En su pueblo natal se conmemora el décimo aniversario de la muerte de Saverio Crispo, un actor que triunfó a su paso por todo el mundo. Para la efeméride se dan cita sus hijas, desperdigadas por medio mundo y dos de las que fueron sus esposas. Aparece también quien fura su doble, que parece conocerle mejor que nadie.

Sin duda, Cristina Comencini mamó el cine desde pequeña. Hija de Luigi Comincini, ha encontrado su mejor obra cuando ha mirado por dentro una industria que conoce al dedillo. Para ello, basa su película en un latin lover que se inició en el teatro y triunfó en el cine italiano, incluido el neorrealismo, antes de dar el paso a la nouvelle vage francesa, al existencialismo sueco, e incluso a Hollywood, pasando por los spaguetti western rodados en el sureste español.

Se trata de Saverio Cristo –Francesco Scianna-, que destacó en todas sus facetas artísticas, desde el teatro más comprometido a los musicales. Por supuesto, se trata de un destroza corazones, rodeado de mujeres durante toda su vida. Primero, se casó con Rita –Virna Lisi-, una compañera de trabajo, madre de Susanna –Angela Finocchiaro-, casada con un Walter – Neri Marcorè-, un editor cinematográfico. En Francia fue padre de Stephanie –Valeria Bruni Tedeschi- y España encontró a Ramona –Marisa Paredes-, madre de Segunda –Candela Peña-, que acude con su novio Alfonso –Jordi Mollá-, un viticultor de bragueta inquieta. Posteriormente, en Suecia fue padre de Solveig – Pihla Viitala- y en Estados Unidos de Shelley –Nadeah Miranda-.

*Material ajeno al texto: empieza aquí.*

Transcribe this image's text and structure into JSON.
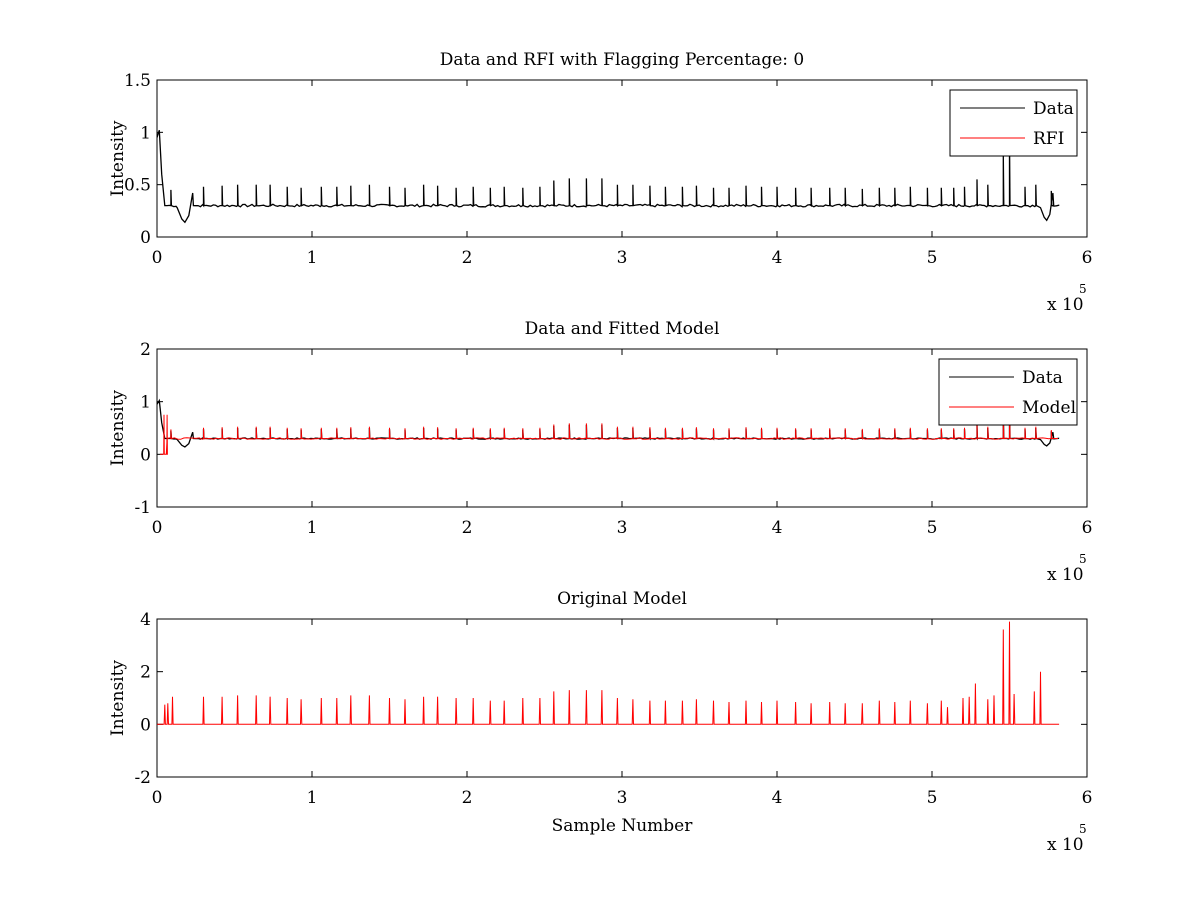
{
  "chart_data": [
    {
      "type": "line",
      "title": "Data and RFI with Flagging Percentage: 0",
      "xlabel": "",
      "ylabel": "Intensity",
      "xlim": [
        0,
        600000
      ],
      "ylim": [
        0,
        1.5
      ],
      "xticks": [
        0,
        100000,
        200000,
        300000,
        400000,
        500000,
        600000
      ],
      "xtick_labels": [
        "0",
        "1",
        "2",
        "3",
        "4",
        "5",
        "6"
      ],
      "yticks": [
        0,
        0.5,
        1,
        1.5
      ],
      "ytick_labels": [
        "0",
        "0.5",
        "1",
        "1.5"
      ],
      "x_multiplier_label": "x 10",
      "x_multiplier_exponent": "5",
      "legend_position": "top-right",
      "legend": [
        "Data",
        "RFI"
      ],
      "baseline": 0.3,
      "dips": [
        {
          "x": 18000,
          "depth": 0.16,
          "width": 5000
        },
        {
          "x": 574000,
          "depth": 0.14,
          "width": 4000
        }
      ],
      "onset": [
        [
          0,
          0.95
        ],
        [
          1500,
          1.02
        ],
        [
          3000,
          0.6
        ],
        [
          5000,
          0.3
        ]
      ],
      "spikes_x": [
        9000,
        30000,
        42000,
        52000,
        64000,
        73000,
        84000,
        93000,
        106000,
        116000,
        125000,
        137000,
        150000,
        160000,
        172000,
        181000,
        193000,
        204000,
        215000,
        224000,
        236000,
        247000,
        256000,
        266000,
        277000,
        287000,
        297000,
        307000,
        318000,
        328000,
        339000,
        348000,
        359000,
        369000,
        380000,
        390000,
        400000,
        412000,
        422000,
        434000,
        444000,
        455000,
        466000,
        476000,
        486000,
        497000,
        506000,
        514000,
        521000,
        529000,
        536000,
        546000,
        550000,
        560000,
        567000,
        577000
      ],
      "spikes_y": [
        0.45,
        0.48,
        0.49,
        0.5,
        0.5,
        0.5,
        0.48,
        0.47,
        0.48,
        0.48,
        0.49,
        0.5,
        0.48,
        0.47,
        0.5,
        0.49,
        0.47,
        0.48,
        0.47,
        0.48,
        0.47,
        0.48,
        0.54,
        0.56,
        0.56,
        0.56,
        0.5,
        0.5,
        0.49,
        0.48,
        0.48,
        0.49,
        0.47,
        0.47,
        0.49,
        0.48,
        0.48,
        0.47,
        0.47,
        0.47,
        0.47,
        0.46,
        0.47,
        0.47,
        0.48,
        0.47,
        0.47,
        0.47,
        0.48,
        0.55,
        0.5,
        0.78,
        0.95,
        0.48,
        0.5,
        0.44
      ],
      "series": [
        {
          "name": "Data",
          "color": "#000000"
        },
        {
          "name": "RFI",
          "color": "#ff0000"
        }
      ]
    },
    {
      "type": "line",
      "title": "Data and Fitted Model",
      "xlabel": "",
      "ylabel": "Intensity",
      "xlim": [
        0,
        600000
      ],
      "ylim": [
        -1,
        2
      ],
      "xticks": [
        0,
        100000,
        200000,
        300000,
        400000,
        500000,
        600000
      ],
      "xtick_labels": [
        "0",
        "1",
        "2",
        "3",
        "4",
        "5",
        "6"
      ],
      "yticks": [
        -1,
        0,
        1,
        2
      ],
      "ytick_labels": [
        "-1",
        "0",
        "1",
        "2"
      ],
      "x_multiplier_label": "x 10",
      "x_multiplier_exponent": "5",
      "legend_position": "top-right",
      "legend": [
        "Data",
        "Model"
      ],
      "baseline": 0.3,
      "model_start_x": 5000,
      "model_early_spikes": [
        [
          4500,
          0.75
        ],
        [
          6500,
          0.75
        ]
      ],
      "series": [
        {
          "name": "Data",
          "color": "#000000"
        },
        {
          "name": "Model",
          "color": "#ff0000"
        }
      ]
    },
    {
      "type": "line",
      "title": "Original Model",
      "xlabel": "Sample Number",
      "ylabel": "Intensity",
      "xlim": [
        0,
        600000
      ],
      "ylim": [
        -2,
        4
      ],
      "xticks": [
        0,
        100000,
        200000,
        300000,
        400000,
        500000,
        600000
      ],
      "xtick_labels": [
        "0",
        "1",
        "2",
        "3",
        "4",
        "5",
        "6"
      ],
      "yticks": [
        -2,
        0,
        2,
        4
      ],
      "ytick_labels": [
        "-2",
        "0",
        "2",
        "4"
      ],
      "x_multiplier_label": "x 10",
      "x_multiplier_exponent": "5",
      "x_end": 582000,
      "series": [
        {
          "name": "Original Model",
          "color": "#ff0000",
          "spikes_x": [
            5000,
            7000,
            10000,
            30000,
            42000,
            52000,
            64000,
            73000,
            84000,
            93000,
            106000,
            116000,
            125000,
            137000,
            150000,
            160000,
            172000,
            181000,
            193000,
            204000,
            215000,
            224000,
            236000,
            247000,
            256000,
            266000,
            277000,
            287000,
            297000,
            307000,
            318000,
            328000,
            339000,
            348000,
            359000,
            369000,
            380000,
            390000,
            400000,
            412000,
            422000,
            434000,
            444000,
            455000,
            466000,
            476000,
            486000,
            497000,
            506000,
            510000,
            520000,
            524000,
            528000,
            536000,
            540000,
            546000,
            550000,
            553000,
            566000,
            570000
          ],
          "spikes_y": [
            0.75,
            0.8,
            1.05,
            1.05,
            1.05,
            1.1,
            1.1,
            1.05,
            1.0,
            0.95,
            1.0,
            1.0,
            1.1,
            1.1,
            1.0,
            0.95,
            1.05,
            1.05,
            1.0,
            1.0,
            0.9,
            0.9,
            1.0,
            1.0,
            1.25,
            1.3,
            1.3,
            1.3,
            1.0,
            0.95,
            0.9,
            0.9,
            0.9,
            0.95,
            0.9,
            0.85,
            0.9,
            0.85,
            0.9,
            0.85,
            0.8,
            0.85,
            0.8,
            0.8,
            0.9,
            0.85,
            0.9,
            0.8,
            0.9,
            0.65,
            1.0,
            1.05,
            1.55,
            0.95,
            1.1,
            3.6,
            3.9,
            1.15,
            1.25,
            2.0
          ]
        }
      ]
    }
  ]
}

La familia se da cita en una villa de la región de Puglia para conmemorar el décimo aniversario de la muerte de la estrella y más concretamente en una casa que tiene a Saveria como ama de llaves.  De esta forma, se perpetúa la aureola de una estrella a la que sigue de cerca un periodista, Marco Serra –Claudio Gioé- y cuyos actos de homenaje cuentan con la aportación de su biógrafo, Picci –Toni Betorelli-. Con quien no se contaba es con Pedro del Río –Lluis Homar-, quien ejerció como especialista en la mayoría de filmes de Saverio y quien, a la postre, parece que se trata de quien lo conocía en mayor profundidad.

Una historia coral en la que, como es lógico, la superficialidad del encuentro, así como la aceptación de los distintos familiares, se transforma progresivamente en una catarsis que hará ver las cosas de modo muy distintos a casi todos sus protagonistas. Todo ello, por el camino de la comedia, en ocasiones de la farsa, aunque siempre con la intención de quitar la careta a cada uno de personajes. Especialmente a ellas.

Cristina Comencini retrata a los hombres bajo el prisma de mujeriegos sin escrúpulos. Mentes que, con mayor o menor intelecto, pierden el sentido cuando se encuentran con cualquier cosa con faldas y que no ven más allá de sus narices, como el periodista que desea profundizar en la vida de Saverio. Pero las mujeres no salen mejor paradas. También ellas se derriten ante unos pantalones y se dejan llevar aunque sepan que están siendo engañadas.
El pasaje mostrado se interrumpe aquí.